Тело адски колотило под сошедшей лавиной ожившего прошлого, и пальцы Юли, хрустальные полости с шипами, прогрызлись в грудную клетку, лопнули. Это не как в «Снежной королеве», где осколок достаточно извлечь из сердца Кая, эти шипы и есть новое сердце — холодильная камера с шоковой заморозкой. Вместо левой хаты со впиской — Марк и его кухня, Марк без разбитой губы, но в этой жизни все исправимо, да? Тим замахнулся на автомате, Марк только успел перевести взгляд на кулак, а потом отлетел к столу. Не упал, схватился за стул. Посмотрел на ладонь, которой закрывал рот. Кровь. Марк будто успокоился, затем уголки челюсти ярко очертились от сжатых зубов. Тим замер, уставился бессознательными глазами. Марк кинулся вперед, ударил в лицо. Это повезло, что ничего не сломалось. Или Маралину не хотелось бить по-настоящему.

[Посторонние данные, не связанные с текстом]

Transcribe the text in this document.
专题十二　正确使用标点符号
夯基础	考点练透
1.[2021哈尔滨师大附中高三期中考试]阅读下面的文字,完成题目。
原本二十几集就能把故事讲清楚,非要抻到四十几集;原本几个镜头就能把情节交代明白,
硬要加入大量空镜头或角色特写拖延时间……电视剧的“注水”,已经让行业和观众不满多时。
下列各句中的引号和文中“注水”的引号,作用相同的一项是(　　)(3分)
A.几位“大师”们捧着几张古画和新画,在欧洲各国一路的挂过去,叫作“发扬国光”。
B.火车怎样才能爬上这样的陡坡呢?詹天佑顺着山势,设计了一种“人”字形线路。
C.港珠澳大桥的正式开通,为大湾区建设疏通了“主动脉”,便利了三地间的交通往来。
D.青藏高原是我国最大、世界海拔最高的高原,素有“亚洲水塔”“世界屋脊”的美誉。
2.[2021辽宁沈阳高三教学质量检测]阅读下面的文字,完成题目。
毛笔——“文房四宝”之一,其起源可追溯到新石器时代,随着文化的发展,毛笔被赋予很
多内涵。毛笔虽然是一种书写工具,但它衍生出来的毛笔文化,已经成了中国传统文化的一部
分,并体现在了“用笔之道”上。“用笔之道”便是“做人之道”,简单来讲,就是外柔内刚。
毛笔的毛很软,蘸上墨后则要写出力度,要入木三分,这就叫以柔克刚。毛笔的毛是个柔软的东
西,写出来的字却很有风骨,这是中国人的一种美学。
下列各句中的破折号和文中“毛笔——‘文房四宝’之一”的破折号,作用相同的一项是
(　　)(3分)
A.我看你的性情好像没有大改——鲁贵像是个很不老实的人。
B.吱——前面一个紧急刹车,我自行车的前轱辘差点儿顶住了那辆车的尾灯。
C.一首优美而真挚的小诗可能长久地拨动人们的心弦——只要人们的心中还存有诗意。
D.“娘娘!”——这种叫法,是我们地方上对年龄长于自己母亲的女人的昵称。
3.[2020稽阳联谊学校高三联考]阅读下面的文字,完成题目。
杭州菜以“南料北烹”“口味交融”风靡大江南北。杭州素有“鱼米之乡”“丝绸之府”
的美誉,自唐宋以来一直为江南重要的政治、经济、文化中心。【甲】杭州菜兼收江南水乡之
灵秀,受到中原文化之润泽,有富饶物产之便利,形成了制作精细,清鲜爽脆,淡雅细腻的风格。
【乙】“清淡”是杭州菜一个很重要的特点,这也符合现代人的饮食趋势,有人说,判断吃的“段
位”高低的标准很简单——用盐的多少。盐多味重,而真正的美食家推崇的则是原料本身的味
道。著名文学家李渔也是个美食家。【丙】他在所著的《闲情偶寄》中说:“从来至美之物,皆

Вспышка в голове не позволила вспомнить, что было дальше.
— Лучше бы мы с тобой никогда не встречались, — продолжила Юля и вернула к реальности, ее вскрытому гнойнику.
Синие силуэты теснились блеклыми контурами произошедшего, истории в негативе, проявлять которые бессмысленно. Когда-то давно Тим думал, как люди могут быть такими, а потом в нем застряла мысль: «Как я могу быть таким?» Да он и не помнил, когда застряла. Она впивалась в нетронутые клочья того, что осталось от слова «человек», смаковала их до сих пор. Тиму так хотелось верить, что надо просто вырваться отсюда и начать заново, что заново вообще можно начать, разрубить себя, бросить все лишнее, багаж иначе по габаритам не пропустят. Его хоть жги, хоть кислотой заливай — вечно, в формалине памяти, будет ждать на каждой-каждой улице, растечется по сети меридиан и широт, прибьется к ногам, затопит все это «новое», незаслуженное, и перекроет кислород.
— Тебя всегда ебало, любят тебя или нет, но всегда было похуй, любишь ли ты сам человека не только на словах, — голос Юли становился выше и ломался, как от простуды. — Я знаю, почему из твоей «инсты» пропала Ксюша и что дело нихуя не в переезде, знаю, как ты трахался с одноклассницей, которую тупо использовал, потому что она была влюблена в тебя. Но сейчас-то у тебя другое, у тебя любовь, Тима, правда? А ты расскажи Василисе, как ты ударил меня, все расскажи. Увидишь, нужен ты ей без своей замечательности, которую на себя напялил, или нет. Представляешь, как она обрадуется, когда узнает, с каким уродом встречается?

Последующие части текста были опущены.